Marguerite took a deep breath, waited.

‘I suppose you think you’re on some mission to rescue a feeble old man from terrible suffering and loneliness.’ He turned then in bed, excited. He raised himself up on one elbow. ‘I suppose you’re living in your own little fairy tale. Our own little Parisian Mother Teresa comes to the countryside to care for a very sad old man who will be eternally grateful.’ A fleck of spit had collected at the corner of his mouth. ‘Perhaps they’ll strike up a wonderfully redemptive friendship and she’ll forget all about the shameful life she’s running away from and all the people who have rejected her from the day she was born until the day she scurried along to this poor old house. And then the sad little old man will die smiling in her arms, tears twinkling in his eyes.’ He licked his lips and stared. ‘Isn’t that right?’

‘No.’ Marguerite started to tidy the few belongings on the table. She could feel the whump of her heartbeat; her hands were shaking. ‘I was just wondering if you wanted to go outside. I am just doing my job.’ She slammed one of the many jars of vitamins down a little too hard. ‘I know from your last nurse’s handover notes – which, by the way, were entirely perfunctory – that it does you good to get out, and that Doctor Meyer recommends it.’

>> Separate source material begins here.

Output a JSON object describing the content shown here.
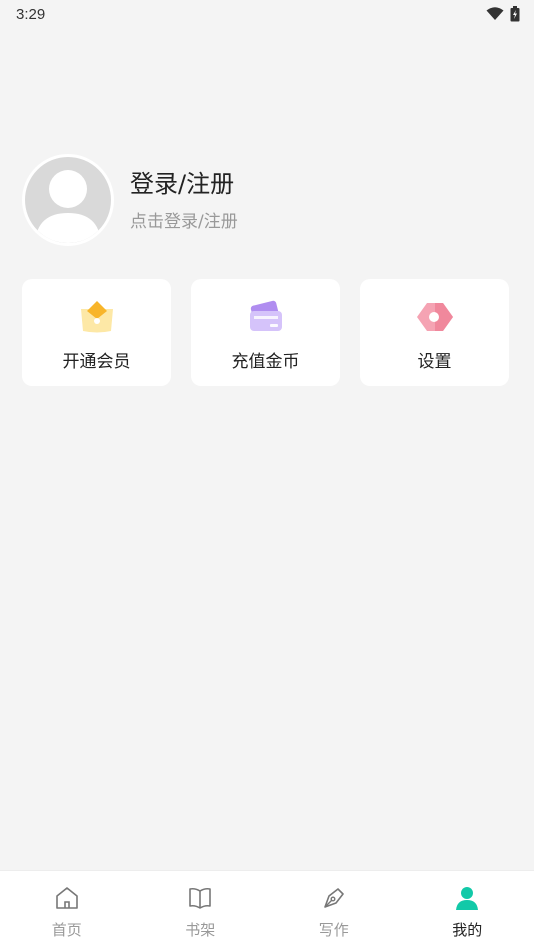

‘Oh, perfunctory !’ he cried. ‘What terribly impressive vocabulary you have, Mother Teresa. Bravo. It must have been that sparkling education you got yourself at nursing school.’ She closed her eyes, and he turned back to face the wall. In a low, exhausted voice, he said: ‘Now get out please.’

She whispered the words ‘fuck you’ as she left the room. She walked straight through the kitchen and out into the garden. Now she spoke aloud. ‘ Fuck you .’ She inhaled deeply, stretched her arms above her head, felt her abdomen pulled from pelvis to ribs. ‘Fuck off and die already,’ she said, and was surprised to be overcome suddenly with laughter. She bent over to enjoy the sensation, resting her hands on her knees. She felt her hair falling around her face as she laughed. Then she straightened up and rubbed away tears from her eyes.

‘I wonder what you’ll think, Henri, when you see him. He’s gone rapidly downhill.’ Brigitte shook her head as she spoke. ‘It’s very sad.’

‘I wasn’t thinking I’d go into the house.’

‘Weren’t you? No, I suppose not.’

‘I haven’t been in for some time.’

‘No, not since – well, I don’t know when. Didn’t you have to fix his bed that time a few months ago?’

‘No, we sent Thierry to do it.’

‘That’s right.’ They had almost reached the village; Brigitte leant forward in her seat to inspect everything. ‘That roundabout is getting grubbier by the day.’

‘Hm,’ said Henri.

‘It’s really a disgrace, actually. I know the weather’s only just warming up, but there’s no excuse not to have something planted there. Remember when I planted those hydrangeas in the middle?’

‘Yes, I think so.’

‘Well, those lasted a while at least. But I can’t be expected to come to the rescue every time something in the village needs fixing … Huh, what a surprise – I can see Fred in the Tabac, already on his second beer of the day, no doubt.’ She sniffed, was silent for a moment. ‘Laure was saying this new nurse was seen talking to Suki Lacourse,’ she said as they passed the Lacourses’ house, and she eyed Henri carefully.

‘Is that right?’ He checked the rear-view mirror, indicated to turn right out of the village.

‘Well, apparently so. I wonder what someone like that thinks she’s doing chatting up some young little nurse.’

‘I don’t know.’

‘Look at the state of that tarmac,’ she said, peering out at the battered road leading to Rossignol. ‘Well, it seems odd to me. Since she thinks she’s such an intellectual .’

‘Perhaps the nurse is an intellectual too,’ he joked lightly; Brigitte snorted.

‘I should think not! She hardly seemed capable of stringing two sentences together.’

‘Oh dear. Not great company for Jérôme.’

Brigitte was silent for a moment. ‘Mind you, you don’t have to be an intellectual to be intelligent.’

‘No,’ said Henri, and he laid his hand over hers. ‘Of course you don’t.’